CS 689-002 Spring 2007
CS 689 University Handbook Description
Advanced topics in numerical analysis, scientific computation, and complexity of continuous problems. Specific topics may include, but are not limited to: iterative methods, advanced parallel algorithms in numerical linear algebra, multivariate function approximation and integration.
Prerequisites: CS-537 or an equivalent or the instructor's consent.
Specific Course Description for this Term
Dynamic Data-Driven Application Systems (DDDAS) is a paradigm whereby applications (or simulations) and measurements become a symbiotic feedback control system. DDDAS entails the ability to dynamically incorporate additional data into an executing application, and in reverse, the ability of an application to dynamically steer the measurement process. Such capabilities promise more accurate analysis and prediction, more precise controls, and more reliable outcomes. The ability of an application to control and guide the measurement process and determine when, where, and how it is best to gather additional data has itself the potential of enabling more effective measurement methodologies.
In this course, we will study several successful DDDAS applications that are extensively documented through the DDDAS community web site, http://www.dddas.org. DDDAS is already in use in Lexington: the entire traffic light system is run using a single computer cluster, a dynamic data-driven commodity transportation application, and a large number of sensors under many strategic streets.
No prior knowledge of DDDAS is assumed nor knowledge of high level mathematics or computational sciences. This will be a self contained class. We will construct at least one DDDAS during the course in part based on the background of the students.
Requirements, Goals, and Friendly Advice
You need to understand the concept of a rate of change (i.e., a derivative in math terms). If you understand this simple concept, you can get through the course. The textbook is self contained and assumes that the material is completely new to the reader. There is good motivational material in the book, useful references, and examples to make concepts more obvious.
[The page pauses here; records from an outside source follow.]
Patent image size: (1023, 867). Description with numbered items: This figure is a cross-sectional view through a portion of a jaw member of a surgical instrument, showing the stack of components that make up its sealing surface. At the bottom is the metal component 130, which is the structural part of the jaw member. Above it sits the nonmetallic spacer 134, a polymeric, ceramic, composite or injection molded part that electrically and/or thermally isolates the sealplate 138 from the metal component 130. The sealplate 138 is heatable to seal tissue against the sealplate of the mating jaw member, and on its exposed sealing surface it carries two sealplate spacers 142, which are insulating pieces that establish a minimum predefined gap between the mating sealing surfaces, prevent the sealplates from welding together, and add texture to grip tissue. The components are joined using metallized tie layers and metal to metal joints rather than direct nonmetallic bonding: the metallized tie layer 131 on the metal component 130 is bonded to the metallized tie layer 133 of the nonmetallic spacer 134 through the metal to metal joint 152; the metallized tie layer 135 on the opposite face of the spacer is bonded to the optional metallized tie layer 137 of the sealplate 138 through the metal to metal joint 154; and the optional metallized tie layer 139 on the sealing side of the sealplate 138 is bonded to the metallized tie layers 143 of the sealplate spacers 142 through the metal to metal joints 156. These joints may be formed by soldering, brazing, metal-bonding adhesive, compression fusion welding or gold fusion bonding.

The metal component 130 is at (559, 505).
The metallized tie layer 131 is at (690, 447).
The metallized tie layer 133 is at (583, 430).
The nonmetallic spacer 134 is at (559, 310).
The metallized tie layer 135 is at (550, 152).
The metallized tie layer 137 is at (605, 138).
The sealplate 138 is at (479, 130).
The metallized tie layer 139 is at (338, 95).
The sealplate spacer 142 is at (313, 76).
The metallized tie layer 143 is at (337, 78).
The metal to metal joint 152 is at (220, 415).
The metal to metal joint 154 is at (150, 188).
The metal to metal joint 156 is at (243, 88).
The goal at the end of this course is that you will know why using dynamic data and models is more useful than the traditional take some random data and run a computer into the ground until it gives one, and only one, prediction for some phenomena. Then keep repeating with another random data set until the computer eventually fails or is replaced with a faster one (then the data sets can get bigger). Repeat all until you retire or change jobs.
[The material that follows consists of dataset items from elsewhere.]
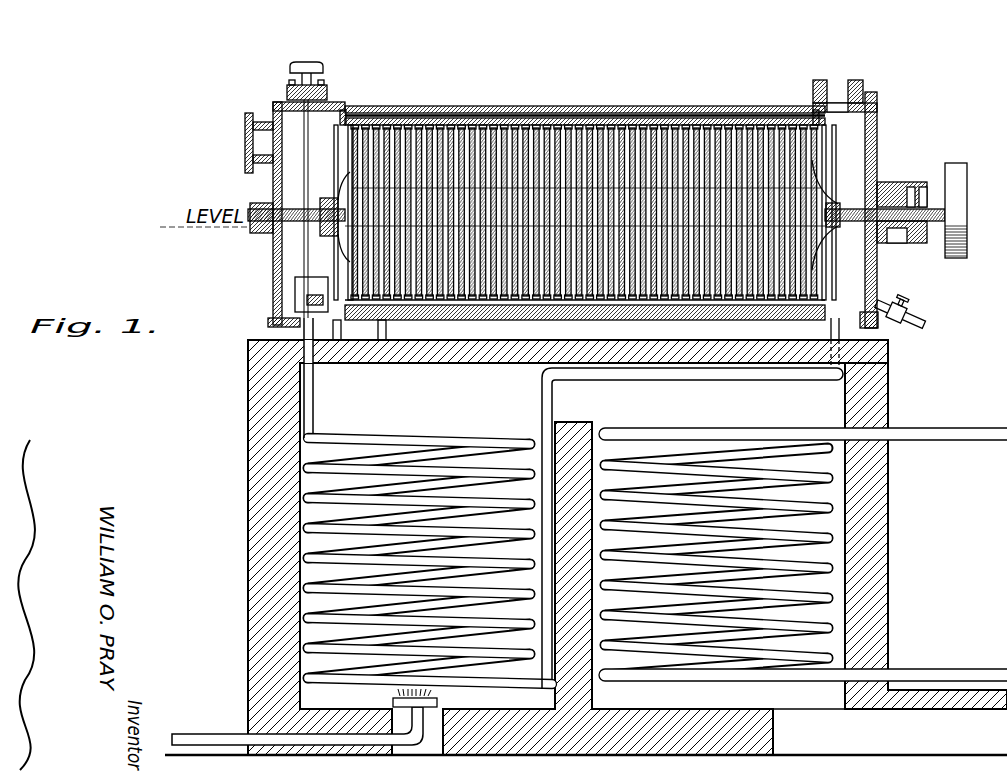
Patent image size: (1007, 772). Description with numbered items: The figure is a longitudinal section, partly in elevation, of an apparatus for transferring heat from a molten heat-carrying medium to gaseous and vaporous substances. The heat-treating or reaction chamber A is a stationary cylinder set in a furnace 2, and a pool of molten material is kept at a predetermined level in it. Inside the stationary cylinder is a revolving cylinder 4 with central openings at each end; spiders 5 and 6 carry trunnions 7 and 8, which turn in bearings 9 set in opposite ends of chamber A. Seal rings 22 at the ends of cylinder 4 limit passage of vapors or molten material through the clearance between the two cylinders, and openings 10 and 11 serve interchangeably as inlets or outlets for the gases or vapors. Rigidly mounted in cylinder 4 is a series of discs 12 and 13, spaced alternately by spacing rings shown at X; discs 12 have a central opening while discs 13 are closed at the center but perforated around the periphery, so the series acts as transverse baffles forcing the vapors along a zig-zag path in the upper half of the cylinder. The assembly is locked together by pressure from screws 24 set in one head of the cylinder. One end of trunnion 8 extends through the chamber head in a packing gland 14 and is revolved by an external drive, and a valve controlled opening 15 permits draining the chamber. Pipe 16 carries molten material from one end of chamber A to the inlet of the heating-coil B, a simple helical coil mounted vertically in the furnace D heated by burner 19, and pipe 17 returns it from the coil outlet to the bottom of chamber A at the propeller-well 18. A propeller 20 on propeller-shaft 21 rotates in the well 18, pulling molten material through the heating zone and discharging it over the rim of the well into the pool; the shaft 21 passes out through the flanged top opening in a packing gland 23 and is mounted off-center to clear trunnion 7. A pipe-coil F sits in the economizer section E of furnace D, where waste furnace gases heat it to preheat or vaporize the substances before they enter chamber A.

The furnace 2 is at (262, 530).
The cylinder 4 is at (673, 110).
The spider 5 is at (325, 222).
The spider 6 is at (826, 200).
The trunnion 7 is at (513, 125).
The trunnion 8 is at (883, 195).
The bearings 9 is at (253, 212).
The opening 10 is at (253, 142).
The opening 11 is at (838, 86).
The discs 12 is at (458, 125).
The discs 13 is at (600, 118).
The packing gland 14 is at (925, 187).
The valve controlled opening 15 is at (925, 322).
The pipe 16 is at (619, 374).
The pipe 17 is at (305, 413).
The propeller-well 18 is at (297, 293).
The burner 19 is at (440, 702).
The propeller 20 is at (312, 302).
The propeller-shaft 21 is at (306, 98).
The seal rings 22 is at (343, 112).
The packing gland 23 is at (288, 92).
The screws 24 is at (247, 120).
The heat-treating or reaction chamber A is at (387, 93).
The heating-coil B is at (430, 549).
The furnace D is at (608, 574).
The economizer section E is at (870, 524).
The pipe-coil F is at (746, 426).
The spacing rings X is at (566, 125).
The friendly advice is as follows:
- Always come to class unless you are sick (in which case, do not come to class).
- Raise your hand and participate in class discussions often.
- Interrupt lectures if you do not understand or agree with something.
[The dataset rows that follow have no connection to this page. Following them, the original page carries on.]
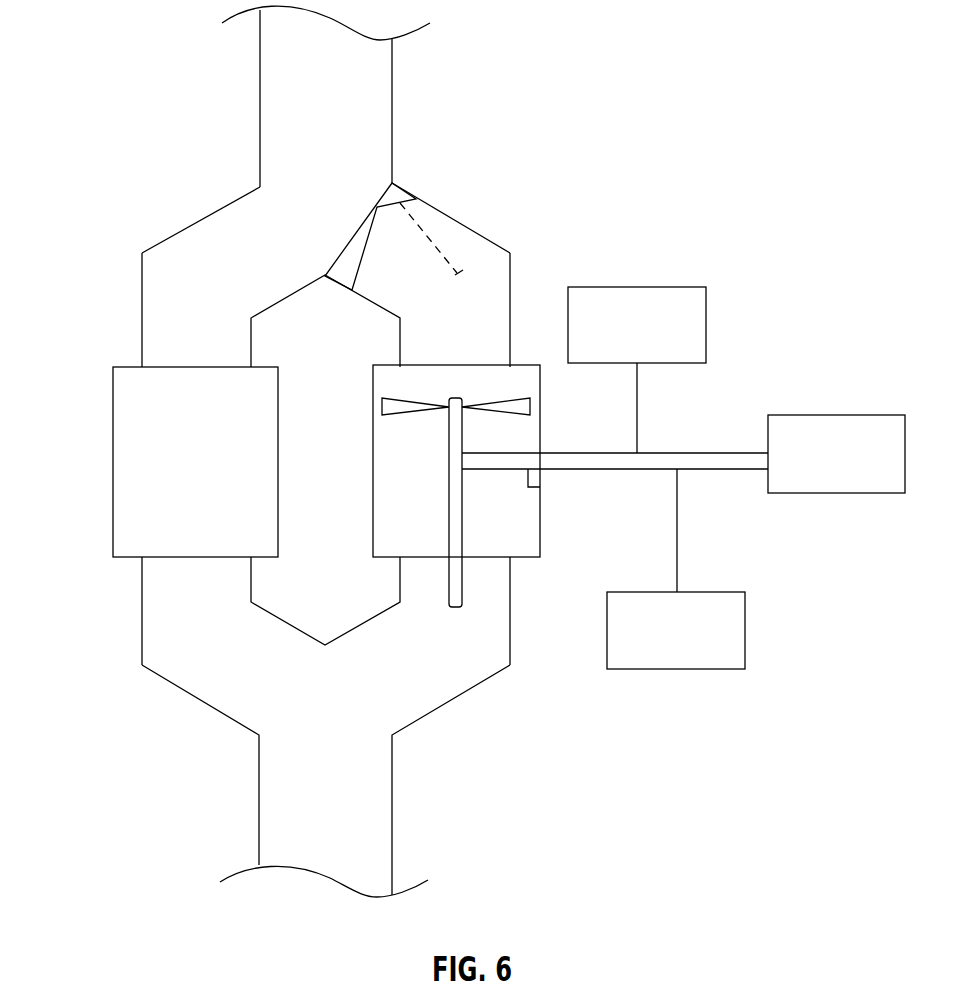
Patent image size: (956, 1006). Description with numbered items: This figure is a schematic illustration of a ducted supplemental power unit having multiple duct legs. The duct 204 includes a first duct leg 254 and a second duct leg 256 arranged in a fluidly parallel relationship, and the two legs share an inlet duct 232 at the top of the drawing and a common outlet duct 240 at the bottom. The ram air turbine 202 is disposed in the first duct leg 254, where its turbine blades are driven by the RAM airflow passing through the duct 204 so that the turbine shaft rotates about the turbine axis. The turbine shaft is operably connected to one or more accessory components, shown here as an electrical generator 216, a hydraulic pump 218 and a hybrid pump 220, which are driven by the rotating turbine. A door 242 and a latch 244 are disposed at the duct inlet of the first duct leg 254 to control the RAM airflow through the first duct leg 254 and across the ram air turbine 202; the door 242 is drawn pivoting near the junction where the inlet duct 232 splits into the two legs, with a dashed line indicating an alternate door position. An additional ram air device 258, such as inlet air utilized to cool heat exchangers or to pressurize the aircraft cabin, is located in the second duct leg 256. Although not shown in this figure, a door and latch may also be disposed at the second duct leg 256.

The ram air turbine 202 is at (492, 287).
The duct 204 is at (196, 182).
The electrical generator 216 is at (833, 413).
The hydraulic pump 218 is at (635, 286).
The hybrid pump 220 is at (687, 590).
The inlet duct 232 is at (273, 105).
The outlet duct 240 is at (272, 807).
The door 242 is at (377, 207).
The latch 244 is at (343, 270).
The first duct leg 254 is at (447, 307).
The second duct leg 256 is at (155, 312).
The additional ram air device 258 is at (127, 457).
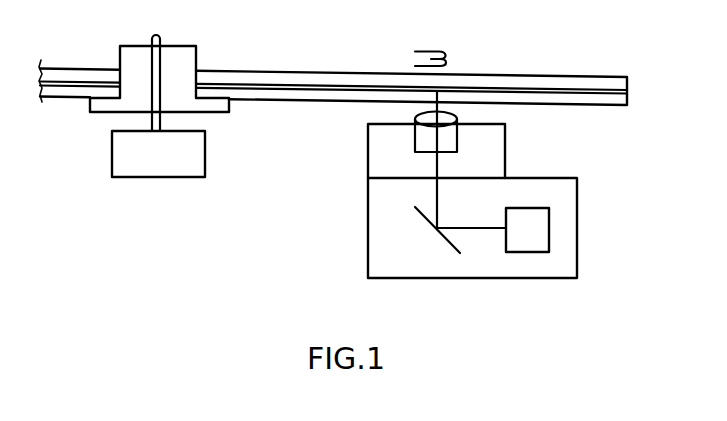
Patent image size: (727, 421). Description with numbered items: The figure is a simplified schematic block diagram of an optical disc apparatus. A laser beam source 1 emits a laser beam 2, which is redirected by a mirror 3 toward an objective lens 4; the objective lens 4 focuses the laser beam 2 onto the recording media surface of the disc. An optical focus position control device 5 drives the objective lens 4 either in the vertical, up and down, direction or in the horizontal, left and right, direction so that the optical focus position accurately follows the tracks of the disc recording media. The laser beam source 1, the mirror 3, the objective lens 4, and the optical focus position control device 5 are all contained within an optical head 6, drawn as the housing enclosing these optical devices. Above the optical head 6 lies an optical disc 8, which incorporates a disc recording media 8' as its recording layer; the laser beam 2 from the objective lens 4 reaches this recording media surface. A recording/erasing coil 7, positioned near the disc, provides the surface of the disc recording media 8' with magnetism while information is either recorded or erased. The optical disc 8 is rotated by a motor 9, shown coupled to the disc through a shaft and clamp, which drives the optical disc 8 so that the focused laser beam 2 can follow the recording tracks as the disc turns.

The laser beam source 1 is at (537, 253).
The laser beam 2 is at (438, 107).
The mirror 3 is at (442, 238).
The objective lens 4 is at (415, 140).
The optical focus position control device 5 is at (488, 161).
The optical head 6 is at (581, 230).
The recording/erasing coil 7 is at (435, 48).
The optical disc 8 is at (333, 56).
The disc recording media 8' is at (345, 50).
The motor 9 is at (175, 167).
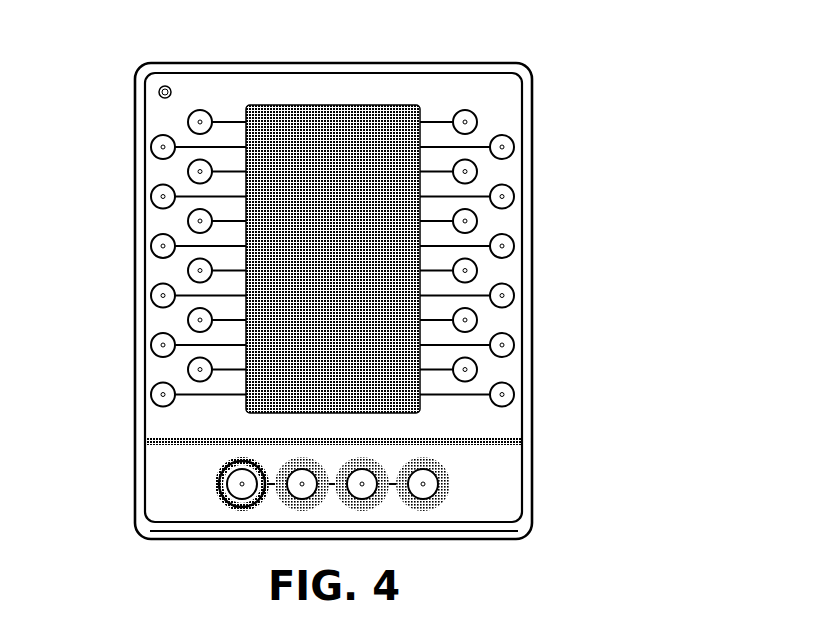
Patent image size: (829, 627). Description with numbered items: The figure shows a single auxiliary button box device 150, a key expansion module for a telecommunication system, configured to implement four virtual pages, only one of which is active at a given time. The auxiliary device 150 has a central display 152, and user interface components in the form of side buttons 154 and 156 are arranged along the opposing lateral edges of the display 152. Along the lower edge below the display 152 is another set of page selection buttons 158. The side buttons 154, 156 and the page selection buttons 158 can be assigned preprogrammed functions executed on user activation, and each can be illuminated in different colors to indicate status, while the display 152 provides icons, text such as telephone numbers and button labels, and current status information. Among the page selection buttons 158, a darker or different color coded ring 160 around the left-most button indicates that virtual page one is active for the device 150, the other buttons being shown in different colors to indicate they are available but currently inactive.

- Do your work on time (i.e., do not tell me your flowering pine tree ate your homework).
Textbook(s) and Suggested Reading
There is one traditional textbook that you are expected to read cover to cover:
- Angela B. Shiflet and George W. Shiflet, Introduction to Computational Science: Modeling and Simulation for theSciences, Princeton University Press, 2006, ISBN 0691125651.
Web page: http://www.wofford-ecs.org/IntroComputationalScience/index.htm
Office Hours and Contact Information
My office hours will be on Tuesdays 11:00-12:00 and Wednesdays 10:00-11:00 (and subject to cancellation occasionally).
My office is 514H RMB (the building formerly known as the Robotics building). My office telephone number is 257-2438 and the eFAX is +1-203-547-6273. Feel free to telephone my office as late as 6:00pm. In a pinch, I can be reached at home on Friday evenings and weekends only at +1-203-625-9449 (this is in Connecticut, not Kentucky). Please do not call me at home before 9:00 am or after 9:00 pm. I respond to e-mail (Craig.Douglas@uky.edu) fairly quickly (always include a phone number where I can call you back and CS689 in the subject). If you are stuck on something, please do not hesitate to contact me. Please be utterly brazen.
Your grade will be based entirely on the homework.
It is quite easy to either cheat or plagiarize in any course, even by accident. Do not exchange code, homework, or projects unless you have been explicitly told it is alright to do so. Do not swap printed or electronic versions either. Do not look over a shoulder and take notes. Do not try to be a lawyer and find a clever way of doing something similar to these examples. Getting caught cheating or plagiarizing will result in a grade of E and possibly much worse, including expulsion from the university and legal proceedings against you. I have zero tolerance for cheaters. There are enough interesting things to do in life without experiencing being tossed out of school.